Guitarist Zac Holtzman tells EW his group is inspired by the rich and complex horn arrangements of Ethiopian jazz, as well as plain old American surf rock.
Initially, however, Holtzman says he and bandmate and brother Ethan Holtzman came together over a shared love of Cambodia’s much-anthologized ’60s garage-rock era.
Cambodian-born Dengue Fever vocalist Chhom Nimol sings in her native tongue, Khmer, and the band’s sound is infused with a kitschy and exotic, swinging-sixties sense of fun — a little like a Southeast-Asian equivalent to the B-52s.
Zac Holtzman finds the B-52s comparison apt. “Our vocals aren’t quite as out there,” he jokes, but adds he can hear similarities between his guitar work and that of the B-52s.

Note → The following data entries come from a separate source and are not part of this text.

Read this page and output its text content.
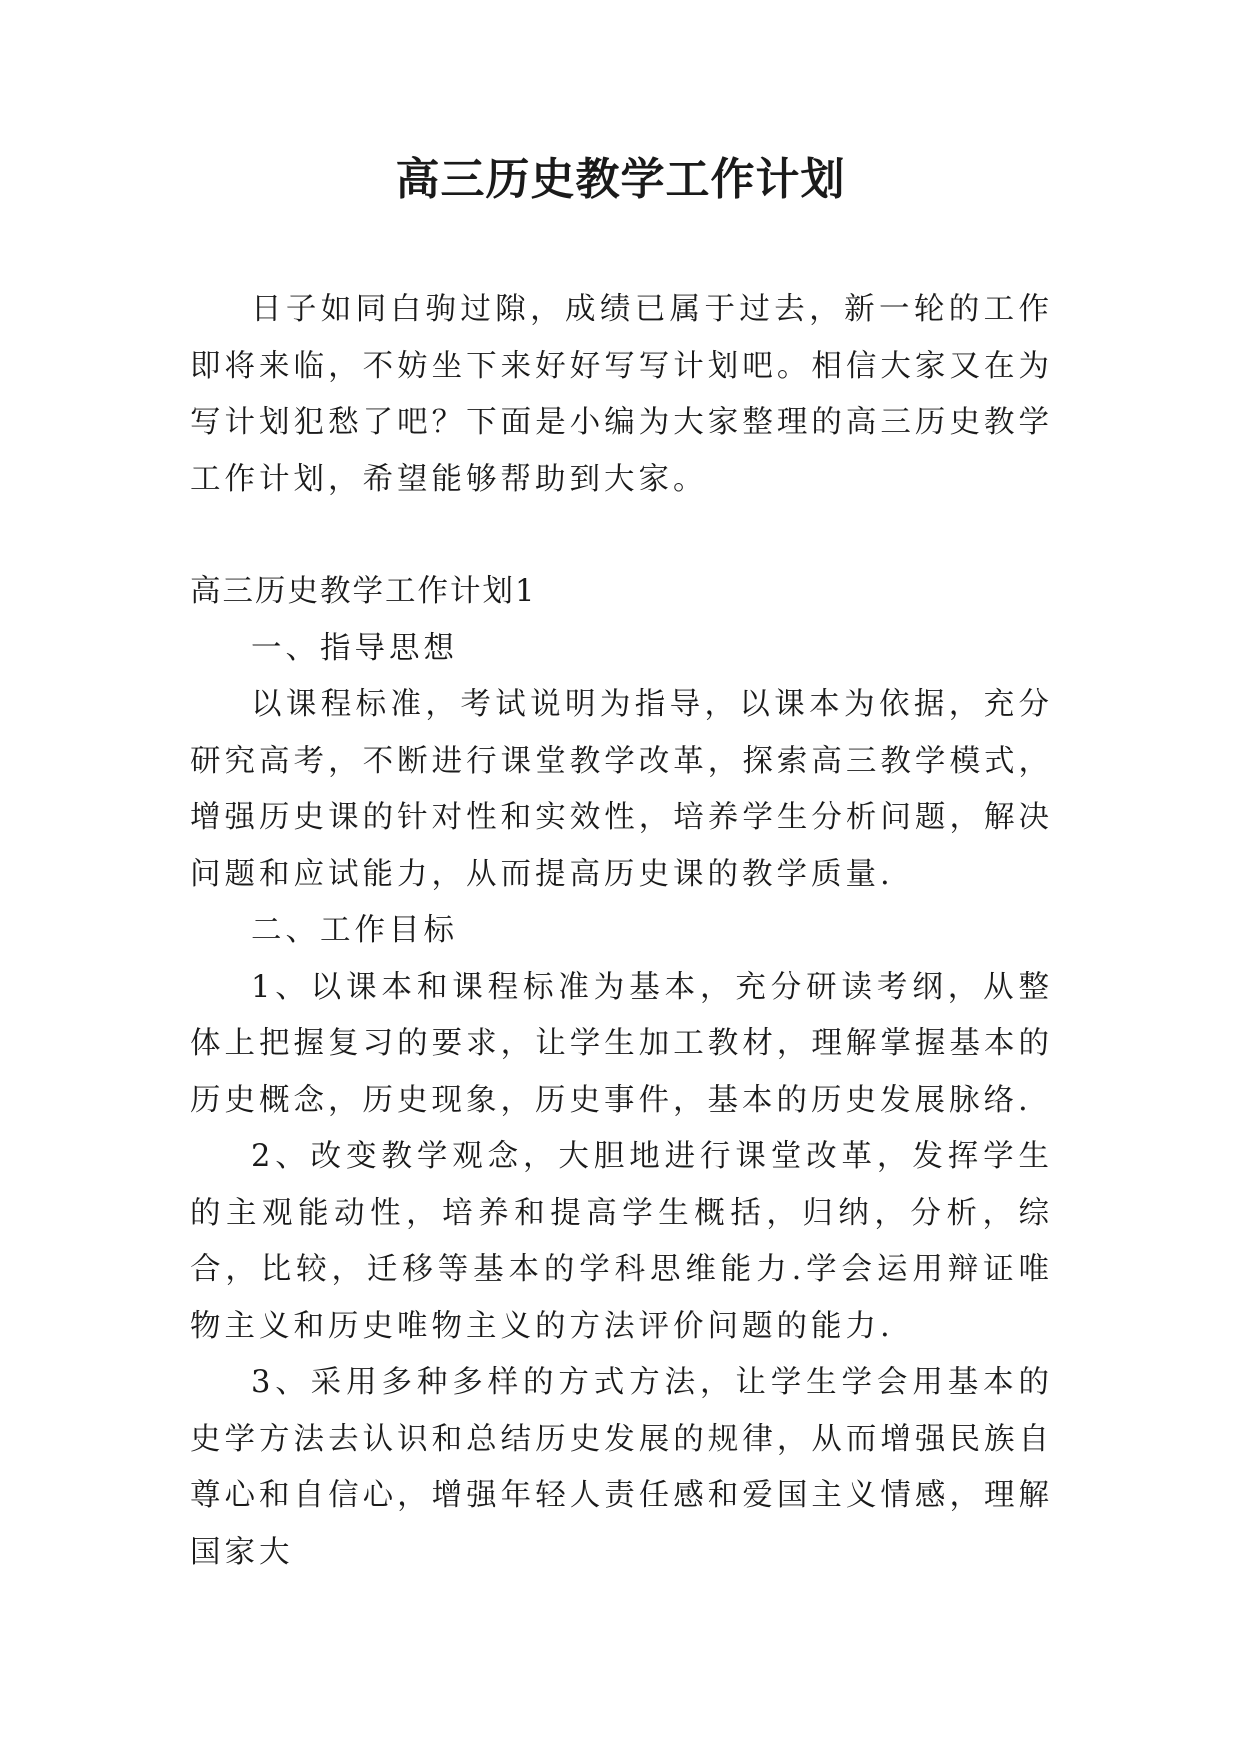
高三历史教学工作计划

日子如同白驹过隙，成绩已属于过去，新一轮的工作即将来临，不妨坐下来好好写写计划吧。相信大家又在为写计划犯愁了吧？下面是小编为大家整理的高三历史教学工作计划，希望能够帮助到大家。

高三历史教学工作计划1

一、指导思想

以课程标准，考试说明为指导，以课本为依据，充分研究高考，不断进行课堂教学改革，探索高三教学模式，增强历史课的针对性和实效性，培养学生分析问题，解决问题和应试能力，从而提高历史课的教学质量.

二、工作目标

1、以课本和课程标准为基本，充分研读考纲，从整体上把握复习的要求，让学生加工教材，理解掌握基本的历史概念，历史现象，历史事件，基本的历史发展脉络.

2、改变教学观念，大胆地进行课堂改革，发挥学生的主观能动性，培养和提高学生概括，归纳，分析，综合，比较，迁移等基本的学科思维能力.学会运用辩证唯物主义和历史唯物主义的方法评价问题的能力.

3、采用多种多样的方式方法，让学生学会用基本的史学方法去认识和总结历史发展的规律，从而增强民族自尊心和自信心，增强年轻人责任感和爱国主义情感，理解国家大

Dengue Fever is touring in support of 2015’s The Deepest Lake. Right away it’s clear the record does little to expand on the Dengue Fever formula of past albums. But with slinky rhythms, lush guitar chords laden with tremolo and intriguing Farfisa organ, why tinker with what’s not broken?
The track “No Sudden Moves” shows the influence of Ethiopian jazz in its hard-grooving bari-sax bassline. “Rom Say Sok” is a straight-ahead rocker. “Ghost Voice” kicks-off with the funky cowbell of The Chambers Brothers’ classic “Time Has Come Today.” And “Vacant Lot” features jazz flute and a cinematic, super-spy atmosphere.
Dengue Fever plays with Eugene’s Pluto the Planet and Human Ottoman 9 pm Saturday, Feb. 7, at WOW Hall; $12 adv., $14 door. All ages.